5 days. Five days until I move back to the city I have always loved, with no set date for when I will be leaving. When I left New York City after my internship last summer, I told anyone and everyone I would be moving back upon graduation – but in the span of a year, so much can change. I’d be lying if I said there weren't times when I felt like I wouldn’t be coming back, that my future had other plans for me. And yet, here I am. Baaaackk!!
Being at home in Connecticut for the past month has given me an abundance of time to reflect, relax with my family, read, exercise, and most importantly, think about what’s next for me. While I’m excited to finally be free from homework and classes (FSU HESA can I get an “amen?!”), that sense of freedom is almost overwhelming. All this free time helped me to realize how stressed out I truly was at school, and how much I needed this break before starting the next chapter of my life. I have the tendency of packing my schedule/life to the point of exhaustion - where I’m color-coding my email and my iCal (with every shade of the rainbow). After feeling so relaxed the past few weeks, I’ve started becoming more critical of how beneficial that “busyness” really is.
Starting a new job and moving into a new apartment has already made the wheels in my mind start turning – what’s next? What ELSE will I get myself involved with once I move into the city full time? Politics? More non-profit work? Something artistic? Part of me just wants to pick up something and dive right in, while another piece of me is yanking me back and telling me to relax, even if it’s only for a New York minute.

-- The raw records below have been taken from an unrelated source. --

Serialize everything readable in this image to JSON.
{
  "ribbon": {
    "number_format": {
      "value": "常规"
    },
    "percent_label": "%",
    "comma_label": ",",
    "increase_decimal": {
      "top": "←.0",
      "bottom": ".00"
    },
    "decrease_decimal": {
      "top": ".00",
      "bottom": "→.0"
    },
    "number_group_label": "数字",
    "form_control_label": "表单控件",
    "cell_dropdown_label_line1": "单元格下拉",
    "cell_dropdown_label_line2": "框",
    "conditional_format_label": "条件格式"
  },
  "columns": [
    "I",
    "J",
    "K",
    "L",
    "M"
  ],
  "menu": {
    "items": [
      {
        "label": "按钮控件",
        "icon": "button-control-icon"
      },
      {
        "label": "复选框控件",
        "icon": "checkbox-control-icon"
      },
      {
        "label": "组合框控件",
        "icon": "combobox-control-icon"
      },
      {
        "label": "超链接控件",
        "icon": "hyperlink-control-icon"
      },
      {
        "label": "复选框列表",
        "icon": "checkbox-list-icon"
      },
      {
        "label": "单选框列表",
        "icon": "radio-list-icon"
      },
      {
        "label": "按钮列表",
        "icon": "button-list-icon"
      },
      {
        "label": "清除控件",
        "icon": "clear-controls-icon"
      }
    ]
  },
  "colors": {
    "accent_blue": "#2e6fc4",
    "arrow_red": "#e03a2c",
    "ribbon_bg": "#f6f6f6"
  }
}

My month at home has also given me the time to seriously think about what my life’s work is going to be. I’m not talking about “the 9-5” or “my career.” I’m talking about the rest of my life and what the impact I will have on future generations will look like. I’ve spent a lot of time thinking about the things I have done that have made me truly excited in my life – and I don’t have a clear answer, yet. I honestly don’t think I’ve had enough life experiences to know what my life’s work will be right now. But I do know that if there’s any place to gain new experiences and perspective, it’s in New York.
I love the breakneck pace of New York. I love how even sitting in a park or watching traffic feels inspiring. The feeling that you can be alone and not alone all at once. I’m excited for this summer, but also the fact that once summer is over, I’ll still be living there. Fall. Winter (ugh). Spring. The city that never stops buzzing.
I also can’t wait to eat all the pizza. And the bagels.